İnsanlar, Hayvanlar ve Yırtıcı Hayvanlar, Saki’nin en bilinen eseridir. İlk kez 1914’te yayımlanan kitap, kısa, etkili ve şaşırtıcı öykülerle doludur. Okurken, onun İngiliz mizahından yeterince pay aldığını da kolayca anlarız. Kurtlardan, kedilerden, gelinciklerden, sansarlardan ve kuşlardan söz eder hem de hayvanlığa özenen insanlardan. Küçük kız ve oğlan çocuklarına önemli paylar verirken, kendine güvensizliğinden toplum içine çıkmaktan kaçınan yetişkinleri  unutmaz.

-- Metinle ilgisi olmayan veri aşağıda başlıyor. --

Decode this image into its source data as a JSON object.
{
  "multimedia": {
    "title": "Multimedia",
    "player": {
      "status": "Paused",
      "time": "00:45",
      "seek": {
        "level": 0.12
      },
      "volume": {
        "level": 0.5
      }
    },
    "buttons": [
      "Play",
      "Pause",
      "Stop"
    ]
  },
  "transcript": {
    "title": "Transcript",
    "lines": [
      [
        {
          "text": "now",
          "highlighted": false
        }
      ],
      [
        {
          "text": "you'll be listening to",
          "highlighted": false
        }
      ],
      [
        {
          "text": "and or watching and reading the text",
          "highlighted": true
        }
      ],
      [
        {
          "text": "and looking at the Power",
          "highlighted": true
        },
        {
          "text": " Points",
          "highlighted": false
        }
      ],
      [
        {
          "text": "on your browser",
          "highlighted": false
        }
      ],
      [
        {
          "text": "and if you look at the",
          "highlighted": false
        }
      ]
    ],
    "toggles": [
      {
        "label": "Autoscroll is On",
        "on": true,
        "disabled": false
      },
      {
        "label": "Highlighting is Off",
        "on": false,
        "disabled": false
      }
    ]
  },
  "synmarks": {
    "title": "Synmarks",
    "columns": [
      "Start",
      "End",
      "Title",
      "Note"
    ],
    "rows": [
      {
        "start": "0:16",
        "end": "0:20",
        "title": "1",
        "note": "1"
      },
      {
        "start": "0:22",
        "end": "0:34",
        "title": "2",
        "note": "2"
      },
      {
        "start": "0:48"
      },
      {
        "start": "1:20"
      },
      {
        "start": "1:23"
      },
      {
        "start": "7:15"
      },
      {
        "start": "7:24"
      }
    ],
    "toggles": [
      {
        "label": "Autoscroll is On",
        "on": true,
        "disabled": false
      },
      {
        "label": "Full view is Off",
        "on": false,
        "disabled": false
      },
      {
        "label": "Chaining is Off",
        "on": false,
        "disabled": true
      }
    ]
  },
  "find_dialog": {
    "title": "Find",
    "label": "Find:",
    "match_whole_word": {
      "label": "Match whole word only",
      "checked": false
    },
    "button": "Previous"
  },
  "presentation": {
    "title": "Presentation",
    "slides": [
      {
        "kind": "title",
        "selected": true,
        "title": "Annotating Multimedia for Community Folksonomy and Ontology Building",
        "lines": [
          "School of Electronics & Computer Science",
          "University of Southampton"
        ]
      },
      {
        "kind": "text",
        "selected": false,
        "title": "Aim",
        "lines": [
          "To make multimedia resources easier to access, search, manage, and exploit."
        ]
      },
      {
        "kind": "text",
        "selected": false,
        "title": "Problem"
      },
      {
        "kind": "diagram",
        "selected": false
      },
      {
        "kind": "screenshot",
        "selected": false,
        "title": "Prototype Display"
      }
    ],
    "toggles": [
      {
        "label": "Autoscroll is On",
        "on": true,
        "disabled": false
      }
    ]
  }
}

Laura adlı öyküsünde dünyaya ikinci gelişinde yırtıcı bir hayvan (bir dişi kurt) olmak isteyen bir kadını anlatırken, Gabriel-Ernest adını taşıyan ilk öyküde, geceleri kurt adama dönüşen 16 yaşındaki bir oğlan çocuğunun tüyler ürpertici macerasını yazar. Tobermory adındaki öyküsü konuşan bir kedinin adını taşımaktadır. Saki, yanıtlanmasını istediği bir soru sorar bu öykünün ilerleyen bölümünde:  “Tobermory bu yeteneğini başka kedilere de aşılayabilir miydi ?”

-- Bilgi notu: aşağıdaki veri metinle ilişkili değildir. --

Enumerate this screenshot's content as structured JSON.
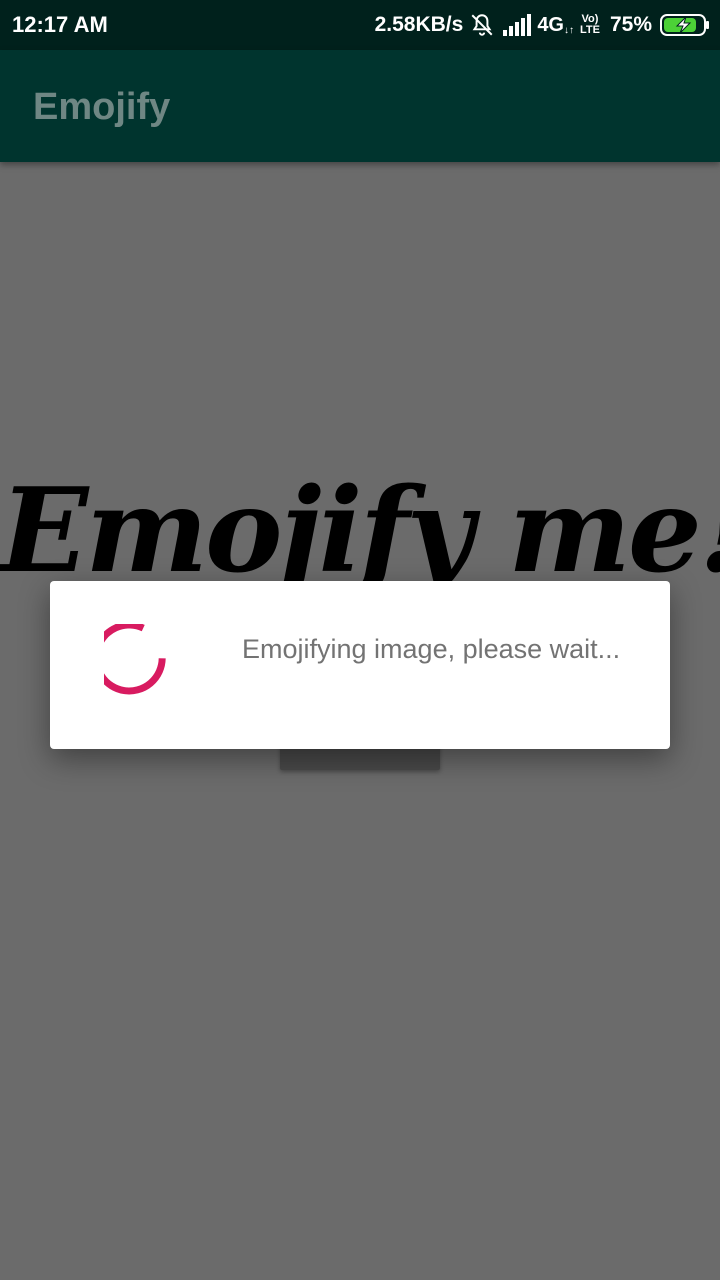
{
  "status_bar": {
    "time": "12:17 AM",
    "speed": "2.58KB/s",
    "network": "4G",
    "volte_top": "Vo)",
    "volte_bottom": "LTE",
    "battery": "75%",
    "icons": [
      "bell-off-icon",
      "signal-icon",
      "data-arrows-icon",
      "volte-icon",
      "battery-charging-icon"
    ]
  },
  "app_bar": {
    "title": "Emojify"
  },
  "main": {
    "hero_text": "Emojify me!"
  },
  "dialog": {
    "message": "Emojifying image, please wait..."
  },
  "colors": {
    "status_bar": "#00211c",
    "app_bar": "#00342e",
    "scrim": "#6b6b6b",
    "spinner": "#d81b60",
    "battery_fill": "#4cd137"
  }
}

Aksi Geyik’te Saki bize evcil olmayı sorgulatır. Nedir evcil olmak ? İnsan ırkının vahşiliğini henüz  tanımamış olmak mı; yoksa doğuştan yabani olan bir hayvanın insanın varlığına alıştırılması mı ?

Siredni Vaştar’da Hint Tanrısı adı virilen bir gelinciğin işlediği cinayet anlatılır. Masalcı Amca öyküsünün giriş paragrafı, kısa bir öykünün nasıl başlayacağını gösteren bir ders niteliğindedir ve bence yazı atölyelerinde rahatlıkla örnek olarak okunabilir.

Ceza adlı öyküsünde ise tavuklarını yediği gerekçesiyle bir kediyi öldüren Octavian Ruttle’ın başına gelenleri eğlenceli ve alaycı bir üslupla yazar Saki.

Öykülerindeki kahramanlar ilginçtir; hem isimleriyle, hem zevkleriyle hem de dünya görüşleriyle. Trenler ve istasyonlar öykülerine sıkça sahnelik yapar. Birbirleriyle konuşan kahramanlar Victoria tarzı evlerin odalarını ve genellikle öğle yemeği salonlarını tercih eder. Ama arka planda doğanın ışıltısını, rüzgarın sesini ve ağaçların varlığını hep hissederiz.

The Morning Post Gazetesi’nin muhabirliğini yaparken İstanbul’a da uğrayan Saki, henüz 44 yaşındayken İngiliz ordusuna yazıldı ve her romantik İngiliz yazarı gibi Birinci Dünya Savaşı’nda ülkesini yalnız bırakmak istemedi. 1916 yılında Fransız cephesinde hayatını kaybetti. Son sözü “söndür şu uğursuz sigarayı” idi.

Onun öykülerindeki yaşanmışlık ve o yaşanmışlığın üzerine kurulan hayal gücü, insan denilen hayvanın en önemli zaaflarını gözler önüne serer.

Ben yeni okudum ve beğendim. Belki Notos Kitap yeni baskısıyla Saki’yi yeniden taşır edebiyat raflarına.